Ruang demokrasi menyempit, dan kebebasan dianggap terancam. Eksploitasi Isu Identitas, Isu agama, etnis, dan budaya digunakan sebagai alat untuk mendapatkan dukungan politik.
Aktor politik memanfaatkan emosi publik untuk menciptakan polarisasi, seperti yang terjadi dalam beberapa pemilu besar di Indonesia. Merusak kohesi sosial dan meningkatkan ketegangan antar kelompok masyarakat. Adanya Korupsi yang Sistemik Kasus-kasus korupsi yang melibatkan banyak aktor politik dan sering kali terkait dengan pendanaan atau proyek pemerintah.
Institusi anti-korupsi seperti KPK menangani tekanan politik yang mencakup independensinya. Akhirnya kepercayaan masyarakat terhadap pemerintahan dan hukum menurun drastis.
Aktor politik menciptakan rasa takut untuk memobilisasi dukungan atau membungkam oposisi. Ketegangan sosial meningkat, dan masyarakat menjadi lebih mudah terfragmentasi.
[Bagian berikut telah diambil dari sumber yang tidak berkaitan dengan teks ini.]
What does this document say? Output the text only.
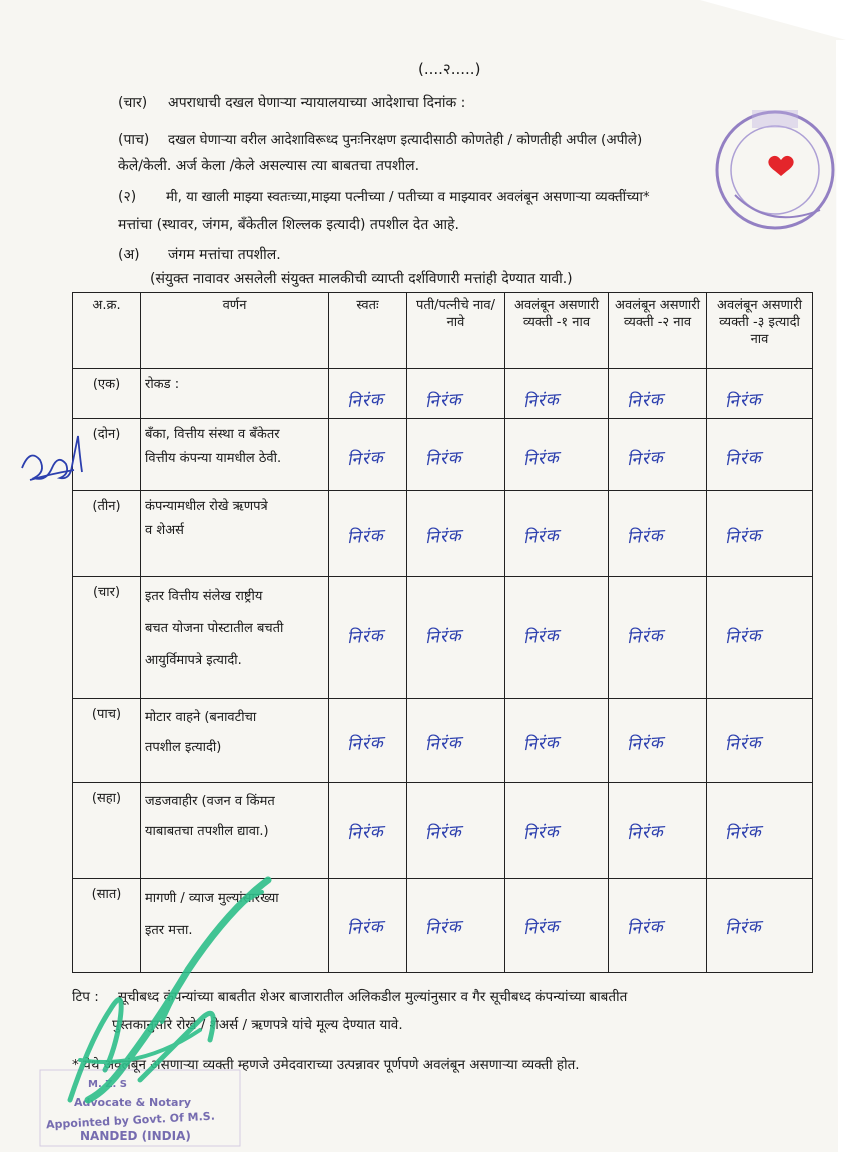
(....२.....)
(चार) अपराधाची दखल घेणाऱ्या न्यायालयाच्या आदेशाचा दिनांक :
(पाच) दखल घेणाऱ्या वरील आदेशाविरूध्द पुनःनिरक्षण इत्यादीसाठी कोणतेही / कोणतीही अपील (अपीले)
केले/केली. अर्ज केला /केले असल्यास त्या बाबतचा तपशील.
(२) मी, या खाली माझ्या स्वतःच्या,माझ्या पत्नीच्या / पतीच्या व माझ्यावर अवलंबून असणाऱ्या व्यक्तींच्या*
मत्तांचा (स्थावर, जंगम, बँकेतील शिल्लक इत्यादी) तपशील देत आहे.
(अ) जंगम मत्तांचा तपशील.
(संयुक्त नावावर असलेली संयुक्त मालकीची व्याप्ती दर्शविणारी मत्तांही देण्यात यावी.)
अ.क्र.	वर्णन	स्वतः	पती/पत्नीचे नाव/नावे	अवलंबून असणारी व्यक्ती -१ नाव	अवलंबून असणारी व्यक्ती -२ नाव	अवलंबून असणारी व्यक्ती -३ इत्यादी नाव
(एक)	रोकड :	निरंक	निरंक	निरंक	निरंक	निरंक

(दोन)	बँका, वित्तीय संस्था व बँकेतर
वित्तीय कंपन्या यामधील ठेवी.	निरंक	निरंक	निरंक	निरंक	निरंक

(तीन)	कंपन्यामधील रोखे ऋणपत्रे
व शेअर्स	निरंक	निरंक	निरंक	निरंक	निरंक

(चार)	इतर वित्तीय संलेख राष्ट्रीय
बचत योजना पोस्टातील बचती
आयुर्विमापत्रे इत्यादी.	निरंक	निरंक	निरंक	निरंक	निरंक

(पाच)	मोटार वाहने (बनावटीचा
तपशील इत्यादी)	निरंक	निरंक	निरंक	निरंक	निरंक

(सहा)	जडजवाहीर (वजन व किंमत
याबाबतचा तपशील द्यावा.)	निरंक	निरंक	निरंक	निरंक	निरंक

(सात)	मागणी / व्याज मुल्यांसारख्या
इतर मत्ता.	निरंक	निरंक	निरंक	निरंक	निरंक
टिप : सूचीबध्द कंपन्यांच्या बाबतीत शेअर बाजारातील अलिकडील मुल्यांनुसार व गैर सूचीबध्द कंपन्यांच्या बाबतीत
पुस्तकानुसारे रोखे / शेअर्स / ऋणपत्रे यांचे मूल्य देण्यात यावे.
* येथे अवलंबून असणाऱ्या व्यक्ती म्हणजे उमेदवाराच्या उत्पन्नावर पूर्णपणे अवलंबून असणाऱ्या व्यक्ती होत.
M. Z. S
Advocate & Notary
Appointed by Govt. Of M.S.
NANDED (INDIA)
Pertanyaan diatas apakah Indonesia ada Politik Gelap? Indonesia belum sepenuhnya tenggelam dalam politik gelap , namun gejala-gejalanya jelas ada. Demokrasi Indonesia menghadapi ancaman serius masuk dari Politik uang yang sistemik. Polarisasi berbasis isu identitas. Penguasaan narasi oleh elite tertentu, termasuk melalui media dan buzzer.
Namun, masih ada unsur positif, seperti keberadaan masyarakat sipil yang kuat, media harus tetap independen, dan ruang demokrasi yang belum sepenuhnya hilang.
Untuk mencegah transisi menuju politik gelap yang lebih parah, perlu adanya penguatan institusi hukum dan demokrasi. Ingatlah bahwa Reformasi harus menjadi peningkatan kesadaran politik masyarakat agar tidak mudah dipengaruhi oleh manipulasi.
Bagaimana menurut Anda, Semoga politik gelap di Indonesia masih bisa dicegah, selama ini dan semoga juga intervensi oligarki yang semakin menjadi tidak kebabbalasan!!! Tabik….!!!